The first step in implementing Reporting Services security is to specify Site Settings. As the name implies Site Settings have to do with securing the Report Manager. We'll cover item level security in the next section where we talk about securing folders, reports, and data sources.
To begin open your browser and launch the Report Manager. By default the Report Manager URL is http://SERVERNAME/reports unless you changed it by manually configuring Reporting Services. You will see the Report Manager home page as shown below:
Note in the upper right hand corner the Site Settings hyperlink; click it to navigate to the Site Settings page then click the Security hyperlink; the Site Settings Security page will be displayed as shown below:
Site settings offers two roles: System Administrator and System User. The default installation and configuration of Reporting Services adds the local administrators group to the System Administrator role.

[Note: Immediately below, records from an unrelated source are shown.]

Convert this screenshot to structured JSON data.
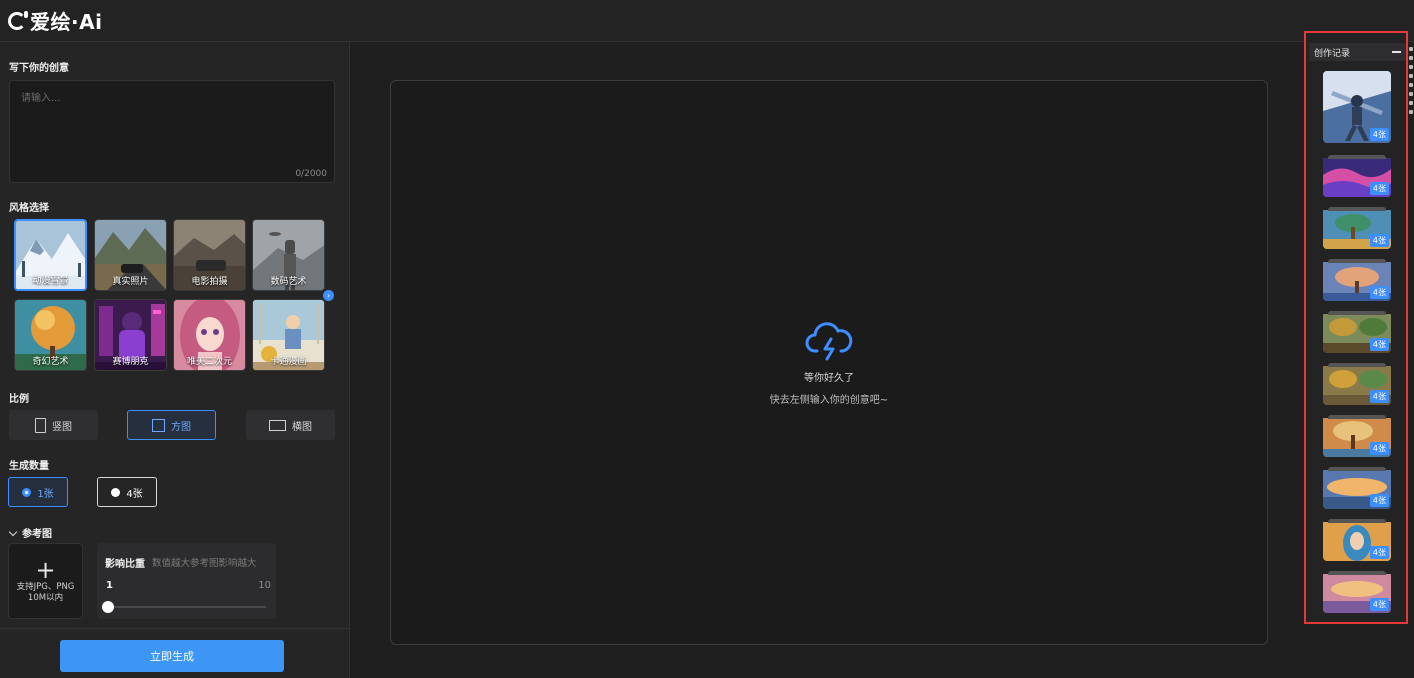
{
  "app": {
    "title": "爱绘·Ai"
  },
  "prompt": {
    "title": "写下你的创意",
    "placeholder": "请输入...",
    "counter": "0/2000"
  },
  "style": {
    "title": "风格选择",
    "items": [
      {
        "label": "动漫雪景",
        "selected": true
      },
      {
        "label": "真实照片",
        "selected": false
      },
      {
        "label": "电影拍摄",
        "selected": false
      },
      {
        "label": "数码艺术",
        "selected": false
      },
      {
        "label": "奇幻艺术",
        "selected": false
      },
      {
        "label": "赛博朋克",
        "selected": false
      },
      {
        "label": "唯美二次元",
        "selected": false
      },
      {
        "label": "卡通漫画",
        "selected": false
      }
    ]
  },
  "ratio": {
    "title": "比例",
    "options": [
      {
        "label": "竖图",
        "selected": false
      },
      {
        "label": "方图",
        "selected": true
      },
      {
        "label": "横图",
        "selected": false
      }
    ]
  },
  "quantity": {
    "title": "生成数量",
    "options": [
      {
        "label": "1张",
        "selected": true
      },
      {
        "label": "4张",
        "selected": false
      }
    ]
  },
  "reference": {
    "title": "参考图",
    "upload_plus": "+",
    "upload_line1": "支持JPG、PNG",
    "upload_line2": "10M以内",
    "weight_title": "影响比重",
    "weight_hint": "数值越大参考图影响越大",
    "min": "1",
    "max": "10",
    "value": 1
  },
  "generate": {
    "label": "立即生成"
  },
  "canvas": {
    "line1": "等你好久了",
    "line2": "快去左侧输入你的创意吧~"
  },
  "history": {
    "title": "创作记录",
    "items": [
      {
        "badge": "4张"
      },
      {
        "badge": "4张"
      },
      {
        "badge": "4张"
      },
      {
        "badge": "4张"
      },
      {
        "badge": "4张"
      },
      {
        "badge": "4张"
      },
      {
        "badge": "4张"
      },
      {
        "badge": "4张"
      },
      {
        "badge": "4张"
      },
      {
        "badge": "4张"
      }
    ]
  },
  "colors": {
    "accent": "#3d8eff",
    "highlight": "#e8393a",
    "button": "#3d95f5"
  }
}
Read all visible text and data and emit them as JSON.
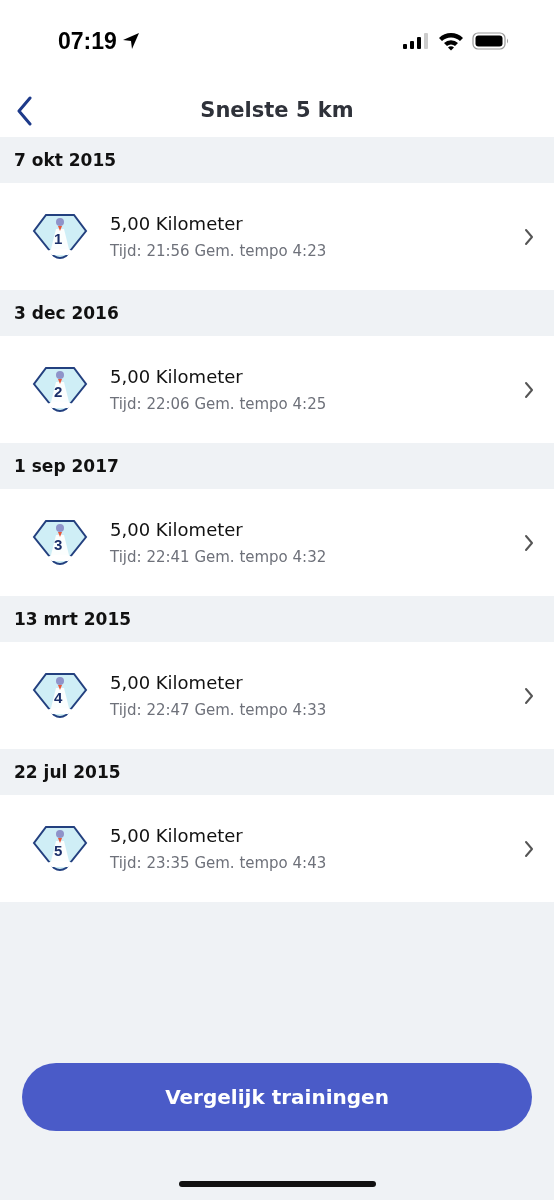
{
  "status_bar": {
    "time": "07:19"
  },
  "nav": {
    "title": "Snelste 5 km"
  },
  "records": [
    {
      "date": "7 okt 2015",
      "rank": "1",
      "distance": "5,00 Kilometer",
      "detail": "Tijd: 21:56 Gem. tempo 4:23"
    },
    {
      "date": "3 dec 2016",
      "rank": "2",
      "distance": "5,00 Kilometer",
      "detail": "Tijd: 22:06 Gem. tempo 4:25"
    },
    {
      "date": "1 sep 2017",
      "rank": "3",
      "distance": "5,00 Kilometer",
      "detail": "Tijd: 22:41 Gem. tempo 4:32"
    },
    {
      "date": "13 mrt 2015",
      "rank": "4",
      "distance": "5,00 Kilometer",
      "detail": "Tijd: 22:47 Gem. tempo 4:33"
    },
    {
      "date": "22 jul 2015",
      "rank": "5",
      "distance": "5,00 Kilometer",
      "detail": "Tijd: 23:35 Gem. tempo 4:43"
    }
  ],
  "compare_button": {
    "label": "Vergelijk trainingen"
  }
}
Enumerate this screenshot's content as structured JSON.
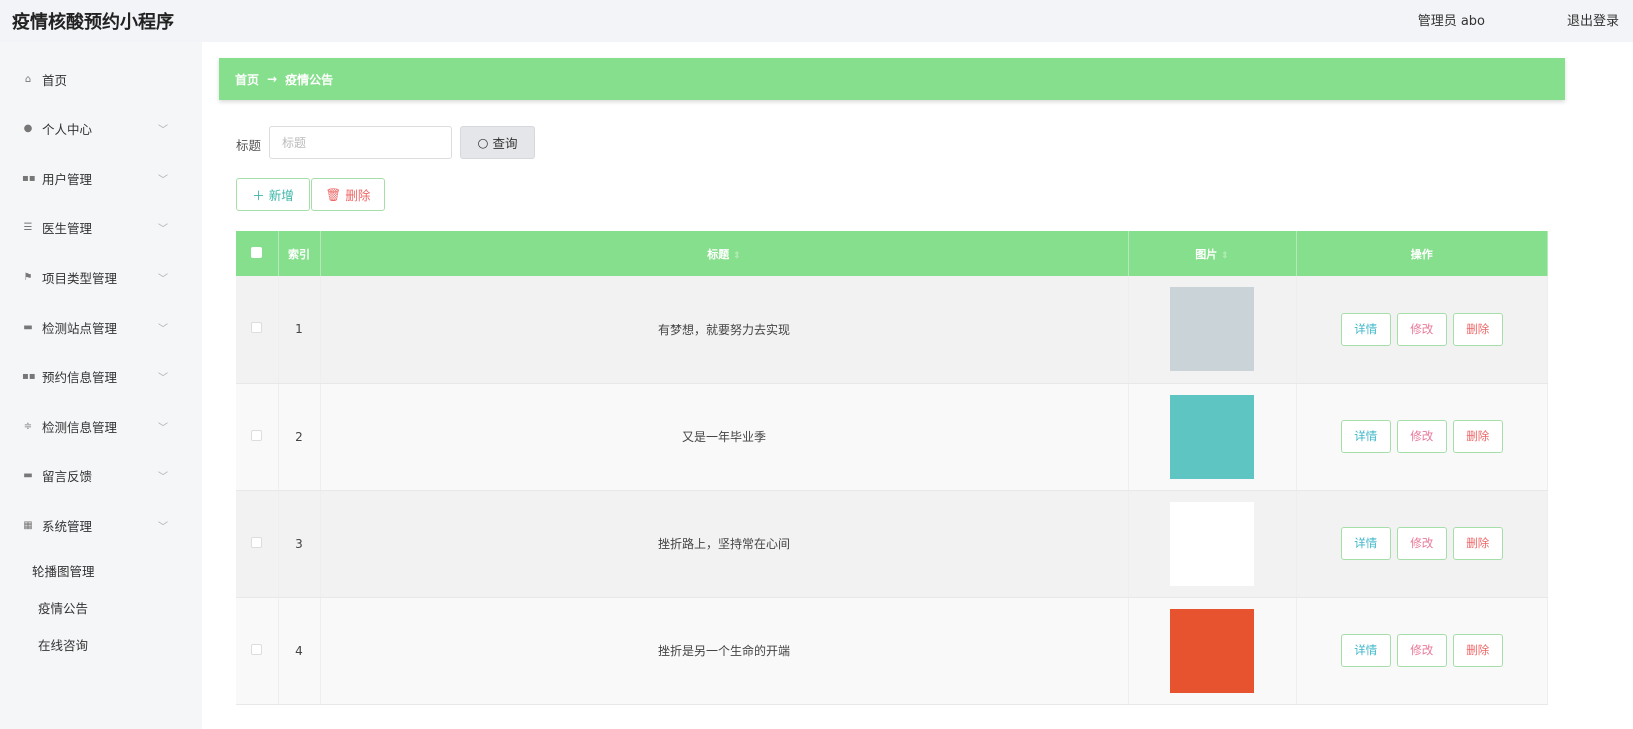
{
  "header": {
    "title": "疫情核酸预约小程序",
    "user": "管理员 abo",
    "logout": "退出登录"
  },
  "sidebar": {
    "items": [
      {
        "label": "首页",
        "icon": "home-icon",
        "glyph": "⌂",
        "chevron": false
      },
      {
        "label": "个人中心",
        "icon": "user-icon",
        "glyph": "●",
        "chevron": true
      },
      {
        "label": "用户管理",
        "icon": "grid-icon",
        "glyph": "▪▪",
        "chevron": true
      },
      {
        "label": "医生管理",
        "icon": "list-icon",
        "glyph": "☰",
        "chevron": true
      },
      {
        "label": "项目类型管理",
        "icon": "flag-icon",
        "glyph": "⚑",
        "chevron": true
      },
      {
        "label": "检测站点管理",
        "icon": "message-icon",
        "glyph": "▬",
        "chevron": true
      },
      {
        "label": "预约信息管理",
        "icon": "grid-icon",
        "glyph": "▪▪",
        "chevron": true
      },
      {
        "label": "检测信息管理",
        "icon": "sliders-icon",
        "glyph": "≑",
        "chevron": true
      },
      {
        "label": "留言反馈",
        "icon": "feedback-icon",
        "glyph": "▬",
        "chevron": true
      },
      {
        "label": "系统管理",
        "icon": "apps-icon",
        "glyph": "▦",
        "chevron": true
      }
    ],
    "sub_items": [
      "轮播图管理",
      "疫情公告",
      "在线咨询"
    ]
  },
  "breadcrumb": {
    "home": "首页",
    "arrow": "→",
    "current": "疫情公告"
  },
  "search": {
    "label": "标题",
    "placeholder": "标题",
    "value": "",
    "button": "查询"
  },
  "actions": {
    "add": "新增",
    "delete": "删除"
  },
  "table": {
    "headers": {
      "index": "索引",
      "title": "标题",
      "image": "图片",
      "actions": "操作"
    },
    "rows": [
      {
        "index": "1",
        "title": "有梦想，就要努力去实现",
        "image_color": "#c9d3d8"
      },
      {
        "index": "2",
        "title": "又是一年毕业季",
        "image_color": "#5ec5c2"
      },
      {
        "index": "3",
        "title": "挫折路上，坚持常在心间",
        "image_color": "#ffffff"
      },
      {
        "index": "4",
        "title": "挫折是另一个生命的开端",
        "image_color": "#e8532f"
      }
    ],
    "row_actions": {
      "detail": "详情",
      "edit": "修改",
      "delete": "删除"
    }
  },
  "colors": {
    "accent": "#86df8c"
  }
}
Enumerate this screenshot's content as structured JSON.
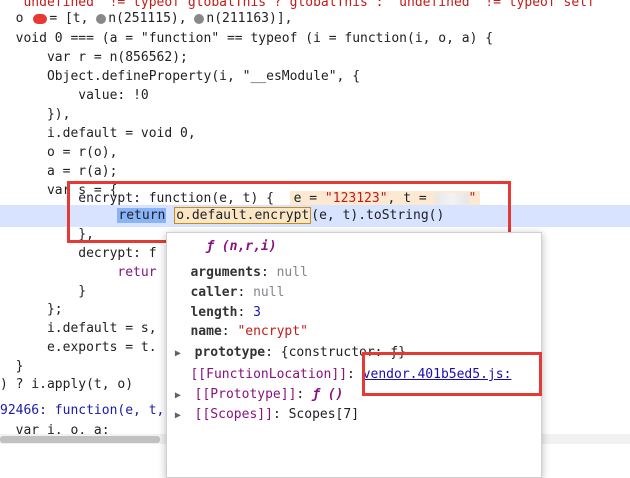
{
  "code_lines": [
    {
      "text": "  \"undefined\" != typeof globalThis ? globalThis : \"undefined\" != typeof self"
    },
    {
      "text": "= [t, ",
      "a": "n(251115), ",
      "b": "n(211163)],"
    },
    {
      "text": "void 0 === (a = \"function\" == typeof (i = function(i, o, a) {"
    },
    {
      "text": "var r = n(856562);"
    },
    {
      "text": "Object.defineProperty(i, \"__esModule\", {"
    },
    {
      "text": "value: !0"
    },
    {
      "text": "}),"
    },
    {
      "text": "i.default = void 0,"
    },
    {
      "text": "o = r(o),"
    },
    {
      "text": "a = r(a);"
    },
    {
      "text": "var s = {"
    },
    {
      "text": "encrypt: function(e, t) {"
    },
    {
      "text": "o.default.encrypt",
      "after": "(e, t).toString()"
    },
    {
      "text": "},"
    },
    {
      "text": "decrypt: f"
    },
    {
      "text": "retur"
    },
    {
      "text": "}"
    },
    {
      "text": "};"
    },
    {
      "text": "i.default = s,"
    },
    {
      "text": "e.exports = t."
    },
    {
      "text": "}"
    },
    {
      "text": ") ? i.apply(t, o)"
    },
    {
      "text": "92466: function(e, t,"
    },
    {
      "text": "var i, o, a;"
    }
  ],
  "inline_value": {
    "prefix": "e = ",
    "e_value": "\"123123\"",
    "mid": ", t = ",
    "t_suffix": "\""
  },
  "return_kw": "return",
  "popover": {
    "header": "ƒ (n,r,i)",
    "rows": [
      {
        "key": "arguments",
        "value": "null"
      },
      {
        "key": "caller",
        "value": "null"
      },
      {
        "key": "length",
        "value": "3"
      },
      {
        "key": "name",
        "value": "\"encrypt\""
      },
      {
        "key": "prototype",
        "value": "{constructor: ƒ}"
      },
      {
        "key": "[[FunctionLocation]]",
        "value": "vendor.401b5ed5.js:"
      },
      {
        "key": "[[Prototype]]",
        "value": "ƒ ()"
      },
      {
        "key": "[[Scopes]]",
        "value": "Scopes[7]"
      }
    ]
  },
  "colors": {
    "highlight_box": "#e53935",
    "active_line": "#d7e3ff"
  }
}
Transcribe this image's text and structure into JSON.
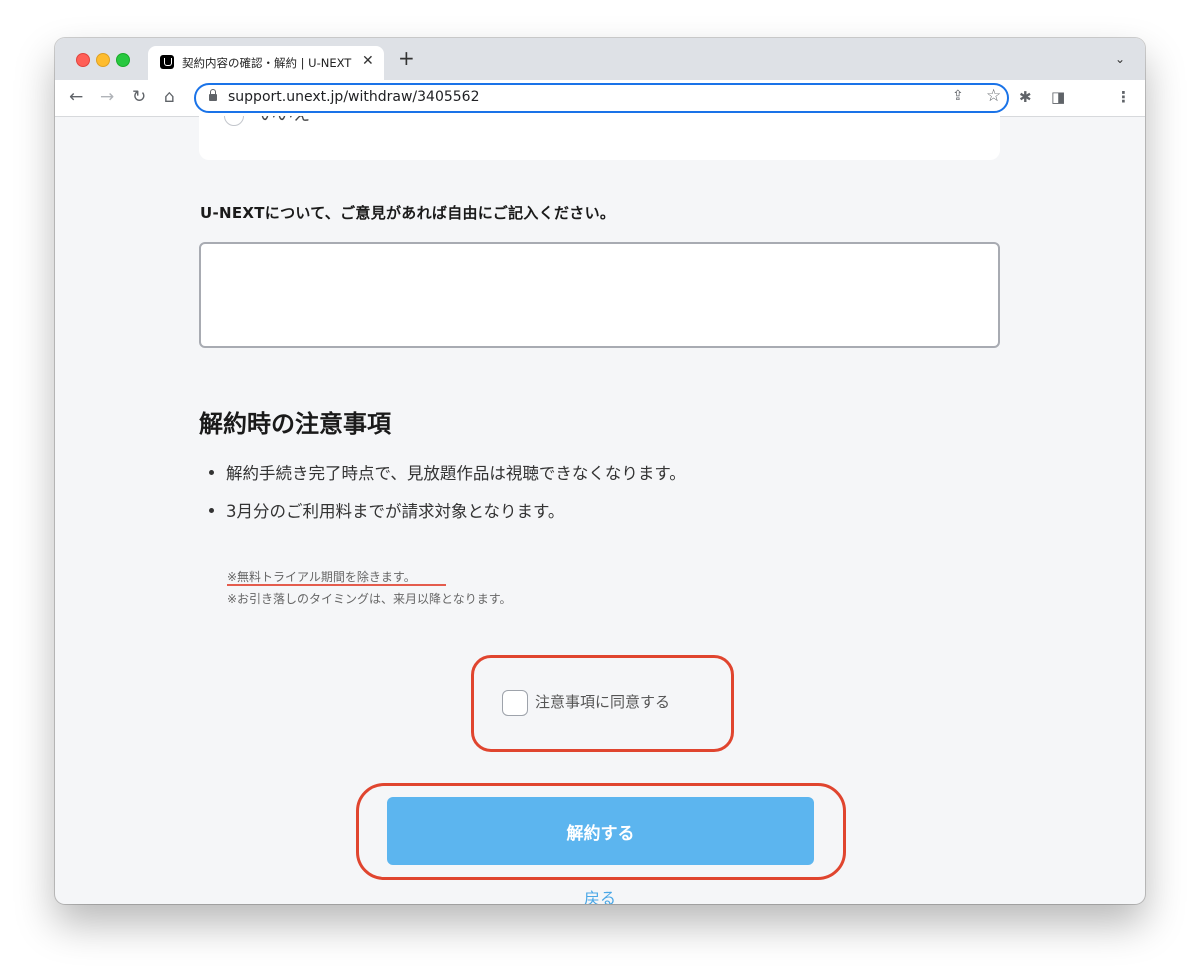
{
  "browser": {
    "tab_title": "契約内容の確認・解約 | U-NEXT",
    "tab_close": "✕",
    "new_tab": "+",
    "tab_menu": "⌄",
    "url": "support.unext.jp/withdraw/3405562",
    "nav": {
      "back": "←",
      "forward": "→",
      "reload": "↻",
      "home": "⌂"
    },
    "icons": {
      "share": "⇪",
      "star": "☆",
      "extensions": "✱",
      "sidepanel": "◨",
      "menu": "⋮"
    }
  },
  "form": {
    "partial_radio_label": "いいえ",
    "feedback_label": "U-NEXTについて、ご意見があれば自由にご記入ください。",
    "feedback_value": ""
  },
  "notes": {
    "title": "解約時の注意事項",
    "items": [
      "解約手続き完了時点で、見放題作品は視聴できなくなります。",
      "3月分のご利用料までが請求対象となります。"
    ],
    "subnotes": [
      "※無料トライアル期間を除きます。",
      "※お引き落しのタイミングは、来月以降となります。"
    ]
  },
  "agree": {
    "label": "注意事項に同意する",
    "checked": false
  },
  "actions": {
    "submit_label": "解約する",
    "back_label": "戻る"
  },
  "colors": {
    "submit_button": "#5cb5ef",
    "highlight": "#e0452f",
    "link": "#4aa7e6",
    "omnibox_focus": "#1a73e8"
  }
}
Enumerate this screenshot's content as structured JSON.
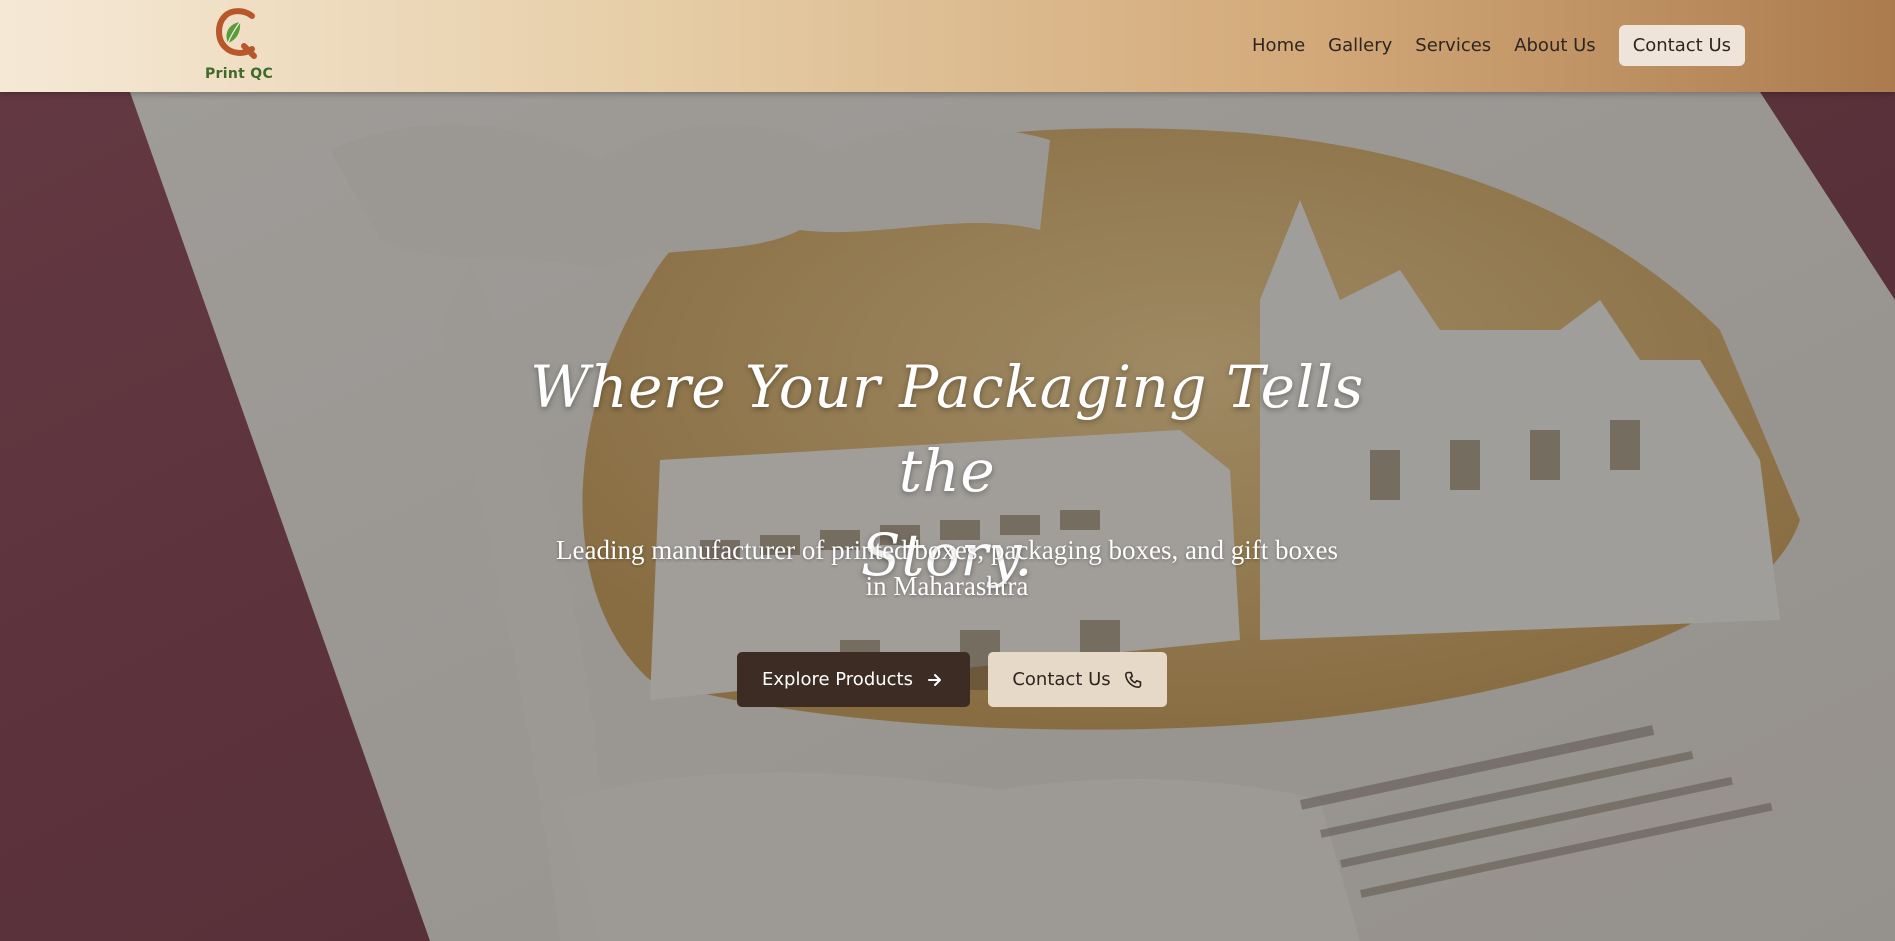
{
  "brand": {
    "name": "Print QC",
    "colors": {
      "leaf": "#5c9a3a",
      "ring": "#b8582a",
      "text": "#3f6a2a"
    }
  },
  "nav": {
    "items": [
      {
        "label": "Home"
      },
      {
        "label": "Gallery"
      },
      {
        "label": "Services"
      },
      {
        "label": "About Us"
      }
    ],
    "cta_label": "Contact Us"
  },
  "hero": {
    "headline_line1": "Where Your Packaging Tells the",
    "headline_line2": "Story.",
    "subhead_line1": "Leading manufacturer of printed boxes, packaging boxes, and gift boxes",
    "subhead_line2": "in Maharashtra",
    "primary_button": {
      "label": "Explore Products",
      "icon": "arrow-right-icon"
    },
    "secondary_button": {
      "label": "Contact Us",
      "icon": "phone-icon"
    },
    "background_image": "paper-cut temple artwork on maroon surface"
  },
  "colors": {
    "primary_button_bg": "#3d2c23",
    "secondary_button_bg": "#e6d9c8",
    "nav_gradient_start": "#f5e9d6",
    "nav_gradient_end": "#ab7b4e"
  }
}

You can add any user or group that you want to administer the Report Manager to the System Administrator role. Any user or group that you want to allow access to the Report Manager content, you add them to the System User role. Click on the New Role Assignment button to display the New System Role Assignment page as shown below:
Fill in a user name or group using the format DOMAIN\USERNAME or DOMAIN\GROUPNAME. If your Reporting Services installation is on a stand-alone server (i.e. not a member of a domain) then substitute MACHINENAME for DOMAIN. Check the appropriate box to add the group or user to the System Administrator or System User role. Sometimes you may want to add the domain group Authenticated Users to the System User role; you still have to provide item level security settings which we will cover in the next section.